Quote Originally Posted by Fnord
Quote Originally Posted by bigred
4x is a great raise because i feel tighties in the BB would call a 3x raise if they felt they could crack the annoying laggy player.
Why do you want them to fold? I like it when otherwise tight players who aren't used to playing weak hands call off more money out of position.
Quoted for Truth.

I always thought 3xBB was the "perfect" amount (but now I guess that's the SNG and tourney player thinking I had.) Reason being, a 3x raise is twice the current pot (BB and SB) and if you win the blinds with this raise twice, but get caught on a third time, you've broken even. Of course, this doesn't take into account being reraised from the blinds, or being called and hitting the flop, so I have no idea how +EV it is.

As with most things in poker, it depends. If there is a horrible live one at my table who loves to call raises from the blinds and see a flop because "any two can win", I want to find how much I can raise that he'll call. If he wants to call 7xBB OOP consistently for example, I'm raising that amount. Another thing I look for is people who are too loose preflop but too tight postflop. I'm usually cbetting them with position and locking it down unless the texture of the flop is terrible. (Example: J T 9 )

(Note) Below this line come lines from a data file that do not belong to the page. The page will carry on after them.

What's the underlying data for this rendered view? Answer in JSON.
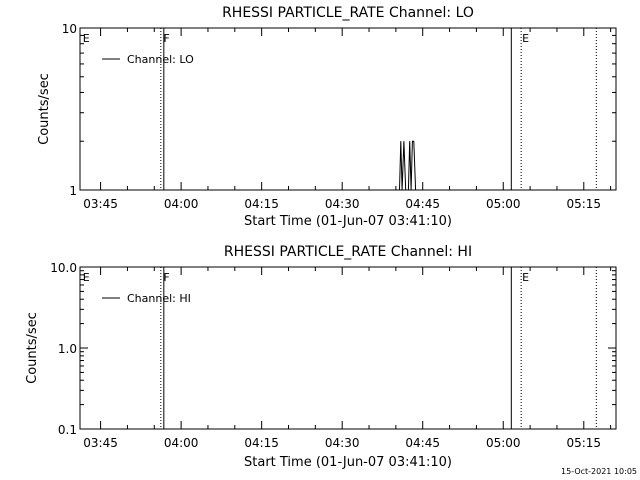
{
  "chart_data": [
    {
      "type": "line",
      "title": "RHESSI PARTICLE_RATE Channel: LO",
      "xlabel": "Start Time (01-Jun-07 03:41:10)",
      "ylabel": "Counts/sec",
      "xticks": [
        "03:45",
        "04:00",
        "04:15",
        "04:30",
        "04:45",
        "05:00",
        "05:15"
      ],
      "yticks": [
        "1",
        "10"
      ],
      "yscale": "log",
      "ylim": [
        1,
        10
      ],
      "xlim": [
        "03:41:10",
        "05:21:00"
      ],
      "legend": "top-left",
      "series": [
        {
          "name": "Channel: LO",
          "points": [
            [
              "04:40:40",
              1
            ],
            [
              "04:40:55",
              2
            ],
            [
              "04:41:10",
              1
            ],
            [
              "04:41:30",
              2
            ],
            [
              "04:41:50",
              1
            ],
            [
              "04:42:20",
              1
            ],
            [
              "04:42:35",
              2
            ],
            [
              "04:42:50",
              1
            ],
            [
              "04:43:05",
              2
            ],
            [
              "04:43:20",
              2
            ],
            [
              "04:43:40",
              1
            ]
          ]
        }
      ],
      "markers": [
        {
          "time": "03:41:30",
          "label": "E",
          "style": "none"
        },
        {
          "time": "03:56:30",
          "label": "F",
          "style": "solid+dotted"
        },
        {
          "time": "05:01:30",
          "label": "",
          "style": "solid"
        },
        {
          "time": "05:03:20",
          "label": "E",
          "style": "dotted"
        },
        {
          "time": "05:17:20",
          "label": "",
          "style": "dotted"
        }
      ]
    },
    {
      "type": "line",
      "title": "RHESSI PARTICLE_RATE Channel: HI",
      "xlabel": "Start Time (01-Jun-07 03:41:10)",
      "ylabel": "Counts/sec",
      "xticks": [
        "03:45",
        "04:00",
        "04:15",
        "04:30",
        "04:45",
        "05:00",
        "05:15"
      ],
      "yticks": [
        "0.1",
        "1.0",
        "10.0"
      ],
      "yscale": "log",
      "ylim": [
        0.1,
        10
      ],
      "xlim": [
        "03:41:10",
        "05:21:00"
      ],
      "legend": "top-left",
      "series": [
        {
          "name": "Channel: HI",
          "points": []
        }
      ],
      "markers": [
        {
          "time": "03:41:30",
          "label": "E",
          "style": "none"
        },
        {
          "time": "03:56:30",
          "label": "F",
          "style": "solid+dotted"
        },
        {
          "time": "05:01:30",
          "label": "",
          "style": "solid"
        },
        {
          "time": "05:03:20",
          "label": "E",
          "style": "dotted"
        },
        {
          "time": "05:17:20",
          "label": "",
          "style": "dotted"
        }
      ]
    }
  ],
  "footer": {
    "timestamp": "15-Oct-2021 10:05"
  }
}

On the other end of the spectrum, if a weak-tight never wants to defend his blind and I'm considering a steal, I want to know what's the minimum amount I can raise to convince him to release the hand. If someone's giving up a blind for 2xBB, that's my play. (You'd be surprised at some of the guys in my regular home game; 100BB stacks and they fold to a minraise.)

But, as many of you say (and probably rightly so), the object in NLHE cash games is not to steal blinds and make all-in moves, it's a postflop game.

Argh, too complicated for me. I think the correct PFR amount is entirely situational. Can't think of anything else to type that explains it better.